10)Esta luta só experimenta um processo de ampliação após uma sequência de exigências populares e de lutas travadas nos mais variados âmbitos. O sufrágio universal nunca foi decorrência natural da democracia. A sangrenta história da reforma eleitoral na Inglaterra, por exemplo, é apenas um dos casos capazes de expor a hipocrisia das elites por trás do conceito de igualdade. Eles apenas a defendem quando elas próprias se beneficiam.
11)Historicamente, a democracia nasce como um sistema que supera a lógica dos sistemas políticos anteriores que garantiam a legitimidade de seus governantes a partir de dois tipos de títulos: nascimento ou riqueza. As monarquias, as teocracias e as oligarquias estão lastreadas por esses princípios.
12)A democracia nasce a partir de um valor diametralmente oposto. Ela não nasce fundada na lógica dos governos, mas na possibilidade desses governos estarem nas mãos de “qualquer um”. E esse qualquer um pode ser um operário, um trabalhador do campo, um professor ou uma mulher. E isso é insuportável para nossa sociedade de elite que comporta oligarquias e elogia impérios.
É importante aceitar que a democracia pela qual lutamos nos anos 1960, 1970, 1980 e 1990 já não existe mais. Nem no sonho, nem nas instituições. O cristal quebrou e ainda não sabemos como colá-lo. Mas nós teremos de encontrar um jeito.
Quando lutamos pela democracia, antes e depois do regime militar, estávamos lutando por mais povo na política e por um sistema político que sabíamos que seria sempre inconcluso, sempre exigindo ampliação e retomada da esfera pública, sempre nos convidando à disputa de sensibilidades e nunca um sistema dominado pelos mesmos poucos de sempre. Mas o discurso corrente hoje é o contrário dessa luta. A política se transformou numa externalidade: ela não sou eu, ela não está em mim, ela não é para os meus, ela é suja, ela é dos sujos etc. etc. etc.

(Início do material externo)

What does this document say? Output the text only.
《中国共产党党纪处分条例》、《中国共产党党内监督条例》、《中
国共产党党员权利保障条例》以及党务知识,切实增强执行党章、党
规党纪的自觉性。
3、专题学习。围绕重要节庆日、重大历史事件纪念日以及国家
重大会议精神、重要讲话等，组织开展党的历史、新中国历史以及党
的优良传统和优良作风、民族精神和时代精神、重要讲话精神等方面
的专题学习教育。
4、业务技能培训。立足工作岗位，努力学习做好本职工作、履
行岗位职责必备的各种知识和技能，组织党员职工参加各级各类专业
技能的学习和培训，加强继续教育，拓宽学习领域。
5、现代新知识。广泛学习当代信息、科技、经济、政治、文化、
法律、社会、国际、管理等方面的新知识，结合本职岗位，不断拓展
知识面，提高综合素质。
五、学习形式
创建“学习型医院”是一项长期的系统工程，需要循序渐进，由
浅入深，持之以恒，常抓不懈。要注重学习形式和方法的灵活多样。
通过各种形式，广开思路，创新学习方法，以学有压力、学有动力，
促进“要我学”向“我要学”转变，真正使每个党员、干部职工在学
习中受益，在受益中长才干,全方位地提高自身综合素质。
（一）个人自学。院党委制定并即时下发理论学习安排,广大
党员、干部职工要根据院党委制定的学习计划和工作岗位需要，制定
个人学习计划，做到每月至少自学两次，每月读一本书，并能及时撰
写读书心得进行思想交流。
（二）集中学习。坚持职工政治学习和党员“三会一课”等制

O país só pensa isso porque nos foi feito acreditar nisso. É para isso que serve o big data, o Jornal Nacional, os filmes de guerra pela democracia feitos nos Estados Unidos, o desprezo pelo cinema brasileiro que fala do Brasil e dos brasileiros - mais uma vez escancarado pela interdição da Agência Nacional do Cinema (da qual tive a honra de ter sido diretor entre 2009-2013) -, as alianças Globo/militares e Record/Igrejas evangélicas e as repetidas mentiras contra a economia e as empresas brasileiras. Ou você realmente pensa que o que se contou sobre a Petrobras era verdade e não tinha zilhões de dólares por trás desse conto da carochinha?
Nos atuais tempos de desorientação da esquerda, quando resistência e solidariedade são substantivos extraordinários, é preciso saber que só existe a política porque a economia não é o todo que comporta a vida e, portanto, há um paradoxo a se enfrentar.
“A democracia não é nem a forma de governo que permite à oligarquia reinar em nome do povo nem a forma de sociedade regulada pelo poder da mercadoria. Ela é a ação que arranca continuamente dos governos oligárquicos o monopólio da vida pública e da riqueza a onipotência sobre a vida” (2).
Os articuladores e financiadores do bolsonarismo tentam subordinar os poderes e narrativas a uma única e mesma lei de dominação. Eles odeiam a democracia porque ela é real demais, ela comporta gente demais, ela suporta dissensos demais. Por outro lado, a democracia é a potência que, hoje mais do que nunca, deve comportar a luta de quem está disposto a reivindicar o próprio direito a ter voz e interromper as sombras do silêncio.
(1)Ver Emília Viotti, “Introdução ao estudo da emancipação política” (1968), in MOTA, Carlos Guilherme (org.). Brasil em Perspectiva. São Paulo: Difel, 1982.
(2)RANCIÈRE, Jacques. “O ódio à democracia”. São Paulo: Boitempo Editoria, 2014.